Just about every time I try to line up motherhood with my expectations, I draw a blank. I don’t think I had much of an idea what to expect, frankly. As with all my endeavors, I read a lot and prepared what I could. I knew what to put on my baby registry. I had a basic idea of the milestones for the first year. I was up-to-date on car seat safety. If you could read about it online or in a book, I was on it.
What was left, therefore, to surprise me were the more emotional responses to the day-to-day with a baby.
I was prepared for the physical exhaustion that comes with a newborn (well, if not “prepared” at least anticipating its arrival). It’s practically impossible to make it through pregnancy without someone commenting about how you should enjoy your sleep now because you’ll never sleep again. “Mommy Needs a Nap” is a fairly well-worn trope (second most common: “Mommy Needs Wine”).
I was, however, utterly unprepared for the mental exhaustion. Suddenly, every little thing takes so much more planning than ever before. Say I wanted to do something wild in her first six months – like, say, have dinner in a restaurant – the mental dialogue went something like this:
“OK. I have the diaper bag. Will she be hungry? Should I bring a bottle? Yes, always. Should I wear her or bring the stroller? Where will she sit while we eat? Should I bring the infant car seat? Do they have those slings for infant car seats? Where will the stroller go while we are eating?”

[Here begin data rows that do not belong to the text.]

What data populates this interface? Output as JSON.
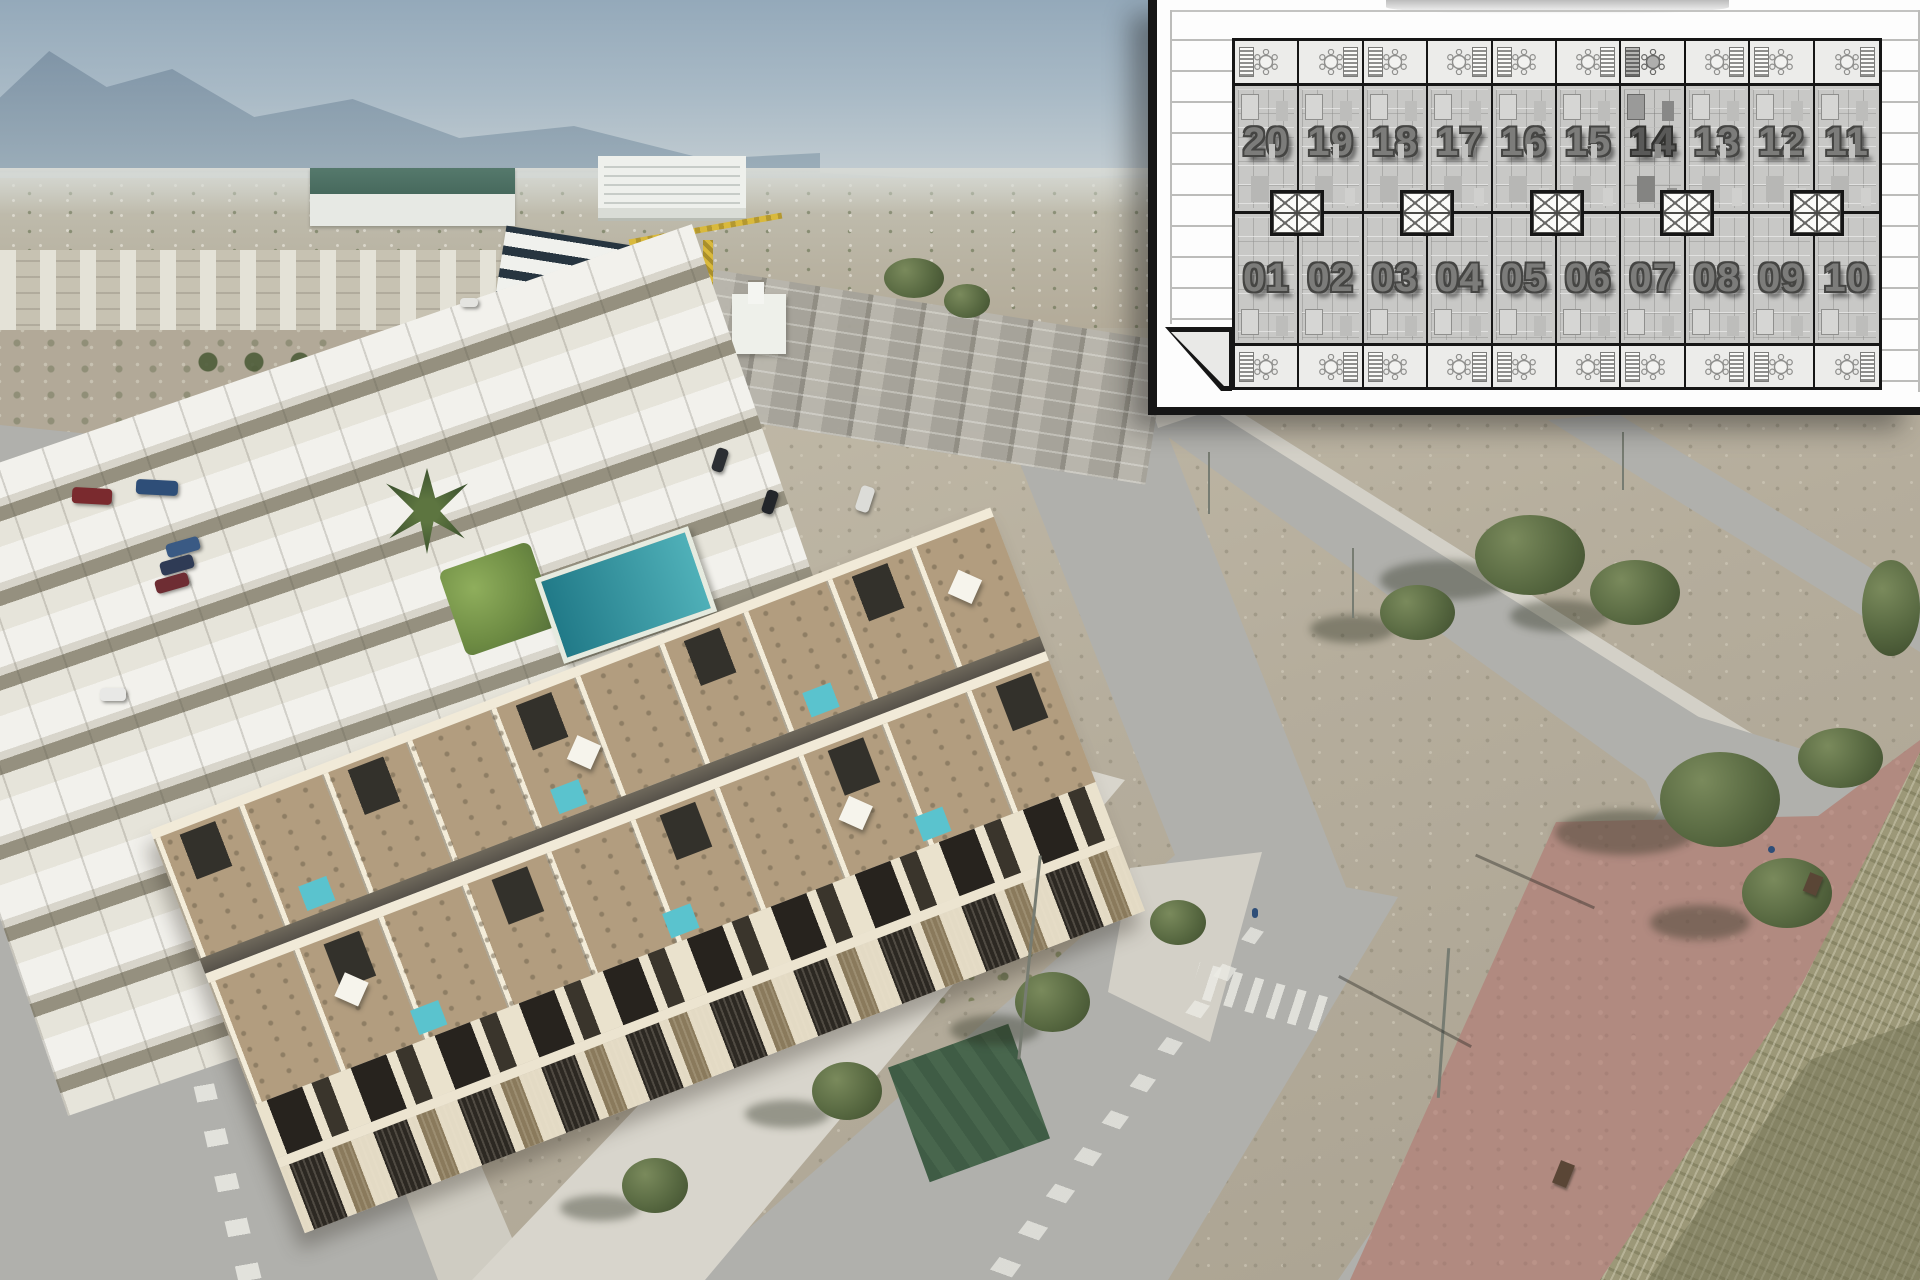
{
  "image": {
    "kind": "Real-estate aerial render with site-plan inset",
    "description": "Aerial drone view of a new-build two-storey townhouse block with rooftop terraces, pergolas and plunge pools, next to an existing white townhouse complex with a communal pool, vacant dirt plots, streets, trees and a red pedestrian promenade; a white architectural site plan framed in black overlays the top-right corner showing 20 numbered units in two rows of ten."
  },
  "inset_plan": {
    "row_top": {
      "units": [
        "20",
        "19",
        "18",
        "17",
        "16",
        "15",
        "14",
        "13",
        "12",
        "11"
      ]
    },
    "row_bottom": {
      "units": [
        "01",
        "02",
        "03",
        "04",
        "05",
        "06",
        "07",
        "08",
        "09",
        "10"
      ]
    },
    "highlighted_unit": "14",
    "shaft_count": "5",
    "icons": {
      "terrace_table": "round-table-with-six-chairs-icon",
      "stairs": "staircase-icon",
      "shaft": "crossed-elevator-shaft-icon"
    },
    "colors": {
      "sheet": "#fdfdfd",
      "frame": "#161616",
      "terrace_fill": "#ececea",
      "unit_fill": "#c8c8c6",
      "number_fill": "#7c7c7a",
      "number_outline": "#454543"
    }
  },
  "photo": {
    "elements": [
      "hazy sky",
      "mountain ridge",
      "distant plain with scattered houses",
      "white town buildings",
      "green-roofed warehouse",
      "white office building",
      "tower crane",
      "townhouses under construction",
      "concrete frames with scaffolding",
      "existing white townhouse complex",
      "communal swimming pool",
      "garden hedge",
      "palm tree",
      "new townhouse block with rooftop terraces and plunge pools",
      "streets with lane markings and crosswalks",
      "parked cars",
      "vacant dirt plots with scrub",
      "street trees and lampposts",
      "corner lawn",
      "red pedestrian promenade with benches",
      "dry grass riverbank"
    ],
    "colors": {
      "sky_top": "#94a9ba",
      "dirt": "#b5ad9c",
      "road": "#b0b0ac",
      "promenade": "#b18a80",
      "riverbank_grass": "#9c9878",
      "building_cream": "#ece4d0",
      "communal_pool": "#217a88",
      "plunge_pool": "#5ac3ce",
      "pergola": "#33312b",
      "tree": "#55663f",
      "crane": "#d9b93c"
    }
  }
}
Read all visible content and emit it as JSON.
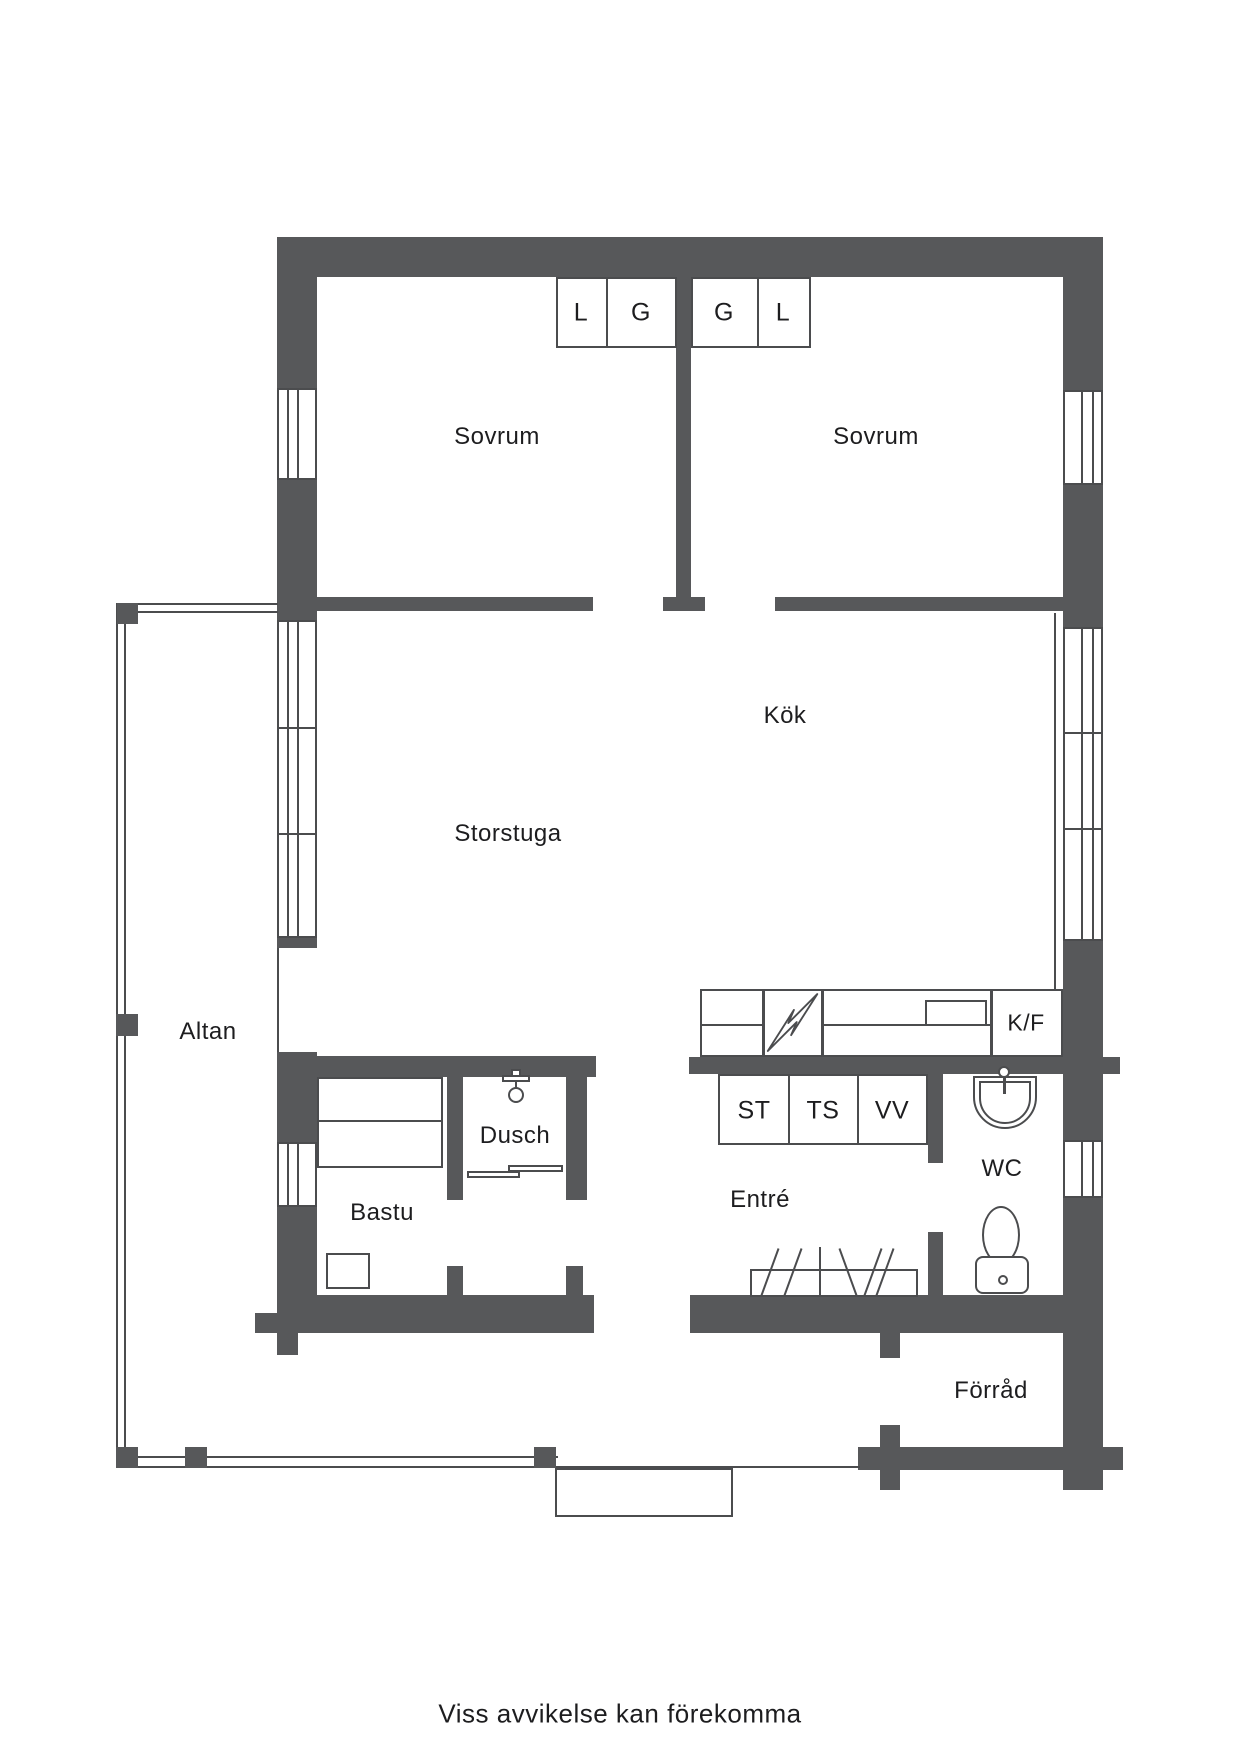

I spend so much of mental energy planning and preparing for Ada. This has gotten both easier and harder now that she’s older. Ada fits in a high chair now, but needs near-constant entertainment and a close eye. Timing is also more relevant now. Last summer, she’d sleep wherever, whenever. This summer, kiddo is on a nap schedule and tends to slowly melt if that nap is delayed.
I blame this mental fatigue when I feel like I have nothing to bring to adult conversations save for anecdotes about my child. I hear myself telling another Ada story and slowly think, “Oh man, you are such a cliché! Don’t get your phone out! Do NOT get your phone out! They don’t want to see photos!” but before I know it, I’m scrolling through my phone’s camera roll recounting tales about how much Ada loves the local splash pads. Motherhood can be pretty consuming.
(But seriously, she loves splash pads! Look!)
Benign Memory Loss
One moment, I’m standing with my screaming baby at Target humming Jesus, Take the Wheel while planning to order all necessities via Amazon so I don’t have to leave the house again until Ada is five and the next I’m walking home and she’s asleep in the stroller clutching her plastic hedgehog with her cherubic little hand and she just takes my breath away.
Later, Will asks me how the day went and I reply, “it was really good!” He mentions reading my panicked tweet from the Target trip and I suddenly remember that a portion of the day was not “really good” but I’d already forgotten about it.
Really, I think this is a biological mechanism. If people had ironclad memories, no one would have more than one child. Sometimes, I turn to Will in wonder and remark that I remember that childbirth hurt but I don’t really remember. It was pretty bad, right? It hurt a lot? He looks at me, head cocked, fear in his eyes as though he’s awaiting the punchline. Continuation of our species depends on me not really remembering.
But seriously, man, splash pads.
Quasi-obligatory note that these two items, while truthful to my experience, are recounted here largely in jest. Yes, motherhood is surprising and consuming and flat-out bananas at times, but I adore it.